Si les opposants congolais ne peuvent se rassembler, c’est non parce qu’ils sont d’ethnies qu’on essaie d’opposer, mais en raison de l’une des principales caractéristiques de la tyrannie qui est de diviser. Un tyran est toujours minoritaire. Il ne doit sa survie qu’à la division. Sous ce rapport, M. Denis Sassou Nguesso a réussi. Et c’est peut-être même la seule réussite qu’il ait obtenue.
Plus que de longues analyses, qu’il me soit ici permis de citer longuement Aristote, afin que tous les patriotes du Congo Brazzaville prennent conscience que leur division à sa source dans la tyrannie qui les écrase, parfois plus qu’ils ne le croient eux-mêmes.
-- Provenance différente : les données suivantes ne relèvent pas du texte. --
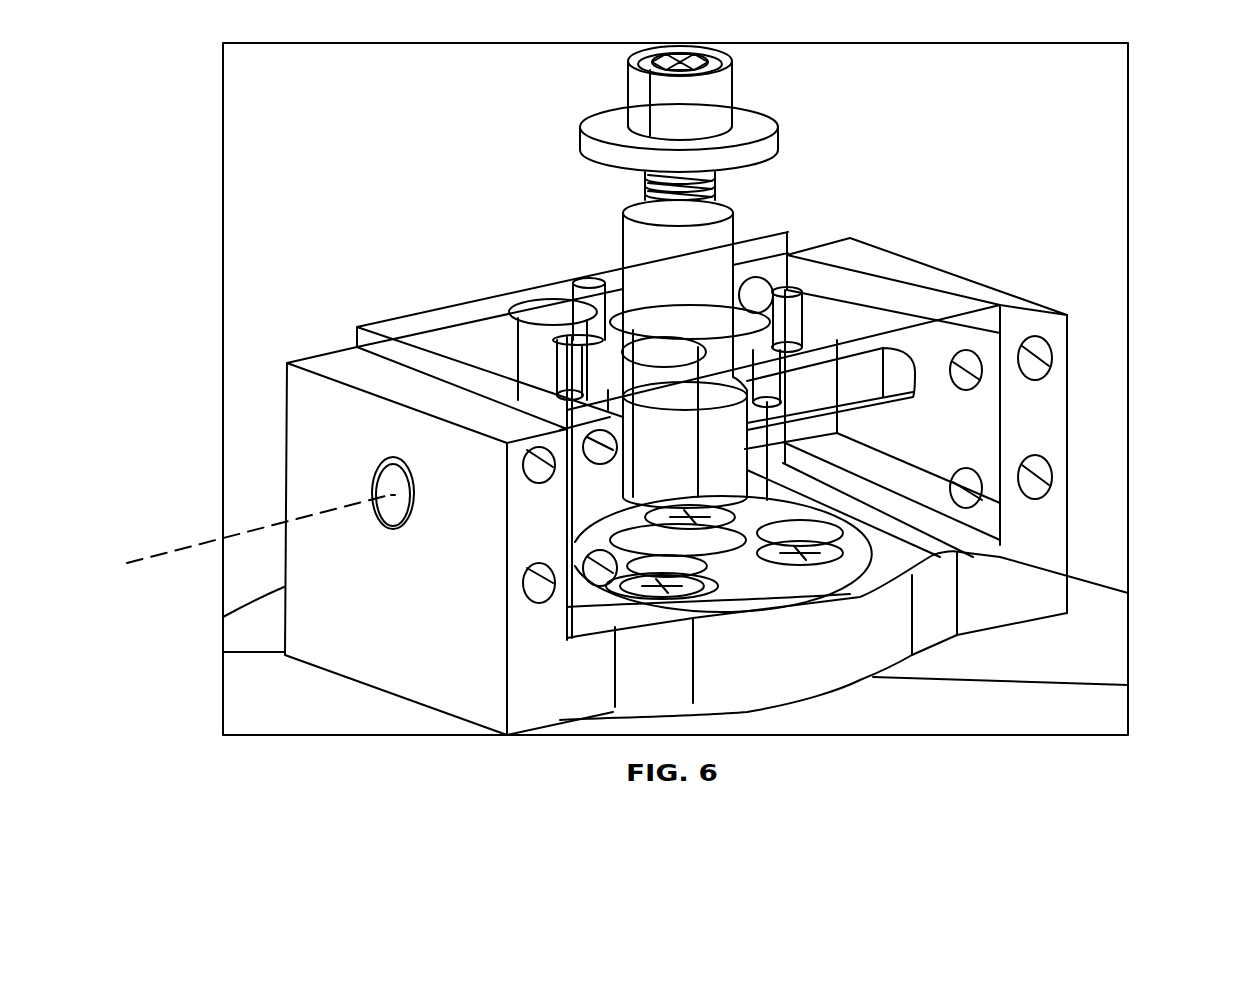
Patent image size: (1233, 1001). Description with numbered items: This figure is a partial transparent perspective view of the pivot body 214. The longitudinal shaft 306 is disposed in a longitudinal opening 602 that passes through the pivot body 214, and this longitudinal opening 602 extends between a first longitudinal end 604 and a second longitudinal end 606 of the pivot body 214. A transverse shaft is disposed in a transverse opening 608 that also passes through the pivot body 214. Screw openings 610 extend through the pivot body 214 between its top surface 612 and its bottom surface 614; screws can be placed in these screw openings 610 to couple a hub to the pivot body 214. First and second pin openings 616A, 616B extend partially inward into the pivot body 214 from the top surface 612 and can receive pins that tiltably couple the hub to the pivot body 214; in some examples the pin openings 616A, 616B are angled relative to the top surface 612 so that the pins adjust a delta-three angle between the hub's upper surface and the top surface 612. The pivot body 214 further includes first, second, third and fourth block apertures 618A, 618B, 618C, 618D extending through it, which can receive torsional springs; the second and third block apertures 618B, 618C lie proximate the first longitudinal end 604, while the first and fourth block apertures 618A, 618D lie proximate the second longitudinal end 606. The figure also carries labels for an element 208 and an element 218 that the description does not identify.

The base plate 208 is at (245, 602).
The pivot body 214 is at (428, 310).
The axis 218 is at (207, 540).
The longitudinal shaft 306 is at (870, 357).
The longitudinal opening 602 is at (910, 377).
The first longitudinal end 604 is at (412, 342).
The second longitudinal end 606 is at (975, 293).
The transverse opening 608 is at (734, 305).
The screw openings 610 is at (583, 280).
The top surface 612 is at (796, 245).
The bottom surface 614 is at (990, 560).
The first pin openings 616A is at (523, 310).
The second pin openings 616B is at (757, 335).
The first block aperture 618A is at (580, 596).
The second block aperture 618B is at (960, 396).
The third block aperture 618C is at (960, 510).
The fourth block aperture 618D is at (590, 478).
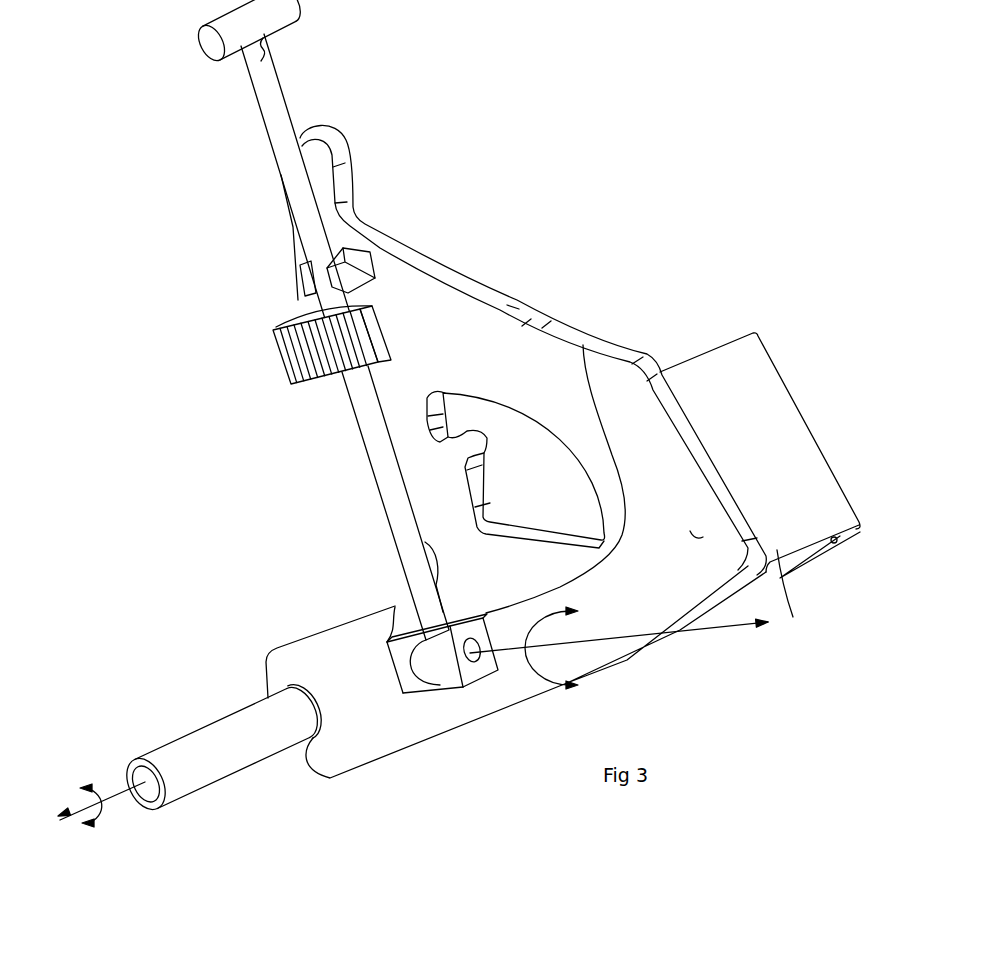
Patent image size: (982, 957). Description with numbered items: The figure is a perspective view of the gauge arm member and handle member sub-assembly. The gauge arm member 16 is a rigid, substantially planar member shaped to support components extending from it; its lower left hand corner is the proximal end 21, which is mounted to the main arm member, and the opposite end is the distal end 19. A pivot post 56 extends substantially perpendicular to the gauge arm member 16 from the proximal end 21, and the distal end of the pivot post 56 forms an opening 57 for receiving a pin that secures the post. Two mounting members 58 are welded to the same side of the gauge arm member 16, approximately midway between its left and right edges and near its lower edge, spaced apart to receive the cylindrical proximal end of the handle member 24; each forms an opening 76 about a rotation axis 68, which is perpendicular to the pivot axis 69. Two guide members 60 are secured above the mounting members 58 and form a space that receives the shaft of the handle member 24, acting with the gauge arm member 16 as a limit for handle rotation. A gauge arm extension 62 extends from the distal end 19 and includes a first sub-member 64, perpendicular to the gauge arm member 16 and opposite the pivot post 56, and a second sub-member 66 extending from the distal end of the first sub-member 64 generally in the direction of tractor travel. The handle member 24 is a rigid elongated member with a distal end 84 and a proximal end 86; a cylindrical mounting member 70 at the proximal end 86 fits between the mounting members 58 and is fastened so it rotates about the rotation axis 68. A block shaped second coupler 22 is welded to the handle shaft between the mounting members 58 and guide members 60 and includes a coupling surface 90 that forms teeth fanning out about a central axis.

The gauge arm member 16 is at (485, 324).
The distal end 19 is at (703, 537).
The proximal end 21 is at (305, 757).
The second coupler 22 is at (270, 347).
The handle member 24 is at (386, 504).
The pivot post 56 is at (222, 763).
The opening 57 is at (156, 751).
The mounting members 58 is at (458, 687).
The guide members 60 is at (447, 200).
The gauge arm extension 62 is at (703, 370).
The first sub-member 64 is at (633, 648).
The second sub-member 66 is at (803, 568).
The rotation axis 68 is at (683, 633).
The pivot axis 69 is at (70, 822).
The cylindrical mounting member 70 is at (390, 606).
The opening 76 is at (473, 661).
The distal end 84 is at (268, 67).
The proximal end 86 is at (583, 345).
The coupling surface 90 is at (273, 306).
Le texte d’Aristote ci-dessous est extrait des Considérations politiques sur les coups d’État de Gabriel Naudé. Le lecteur, s’il le souhaite, peut directement se reporter au livre d’Aristote, Les Politiques, paru chez GF Flammarion, à Paris, en 1990, qui présente une version légèrement modifiée et en français actuel :
« Pour le maintien de la tyrannie, il faut faire mourir les plus puissants et les plus riches, parce que de telles gens se peuvent soulever contre le tyran par le moyen de l’autorité qu’ils ont. Il est aussi nécessaire de se défaire des grands esprits et des hommes savants, parce qu’ils peuvent trouver, par leur science, le moyen de ruiner la tyrannie ; il ne faut pas même qu’il y ait des écoles, ni autres congrégations par le moyen desquelles on puisse apprendre les sciences, car les gens savants ont de l’inclination pour les choses grandes, et sont par conséquent courageux et magnanimes, et de tels hommes se soulèvent facilement contre les tyrans. Pour maintenir la tyrannie, il faut que le tyran fasse en sorte que les sujets s’accusent les uns les autres, et se troublent eux-mêmes, que l’ami persécute l’ami, et qu’il y ait de la dissension entre le menu peuple et les riches, et de la discorde entre les opulents. Car en ce faisant ils auront moins de moyen de se soulever à cause de leur division. Il faut aussi rendre pauvres les sujets, afin qu’il leur soit d’autant plus difficile de se soulever contre le tyran. Il faut établir des subsides, c’est-à-dire des grandes exactions et en grand nombre, car c’est le moyen de rendre bientôt pauvres le sujets. Le tyran doit aussi susciter des guerres parmi les sujets, et même parmi les étrangers, afin qu’ils ne puissent négocier aucune chose contre lui. Les royaumes se maintiennent par le moyen des amis, mais un tyran ne se doit fier à personne pour se conserver en la tyrannie.
Et au texte suivant qui est le XII, voilà comment il [Aristote] enseigne l’hypocrisie et le simulacre :
Il ne faut pas qu’un tyran, pour se maintenir dans la tyrannie, paraisse à ses sujets être cruel, car s’il leur paraît tel il se rend odieux, ce qui les peut plus facilement faire soulever contre lui : mais il se doit rendre vénérable pour l’excellence de quelque éminente vertu, car on doit toute sorte de respect à la vertu ; s’il n’a pas cette qualité excellente il doit faire semblant qu’il la possède. Le tyran se doit rendre tel, qu’il semble à ses sujets qu’il possède quelque éminente vertu qui leur manque et pour laquelle ils lui portent respect. S’il n’a point de vertus en effet, qu’il fasse en sorte qu’ils croient qu’il en ait » .
M. Denis Sassou Nguesso n’a rien créé. Il applique, à son pays, les plus vieilles recettes des tyrannies. En conséquence de quoi, abolir la tyrannie congolaise, c’est refonder l’unité nationale.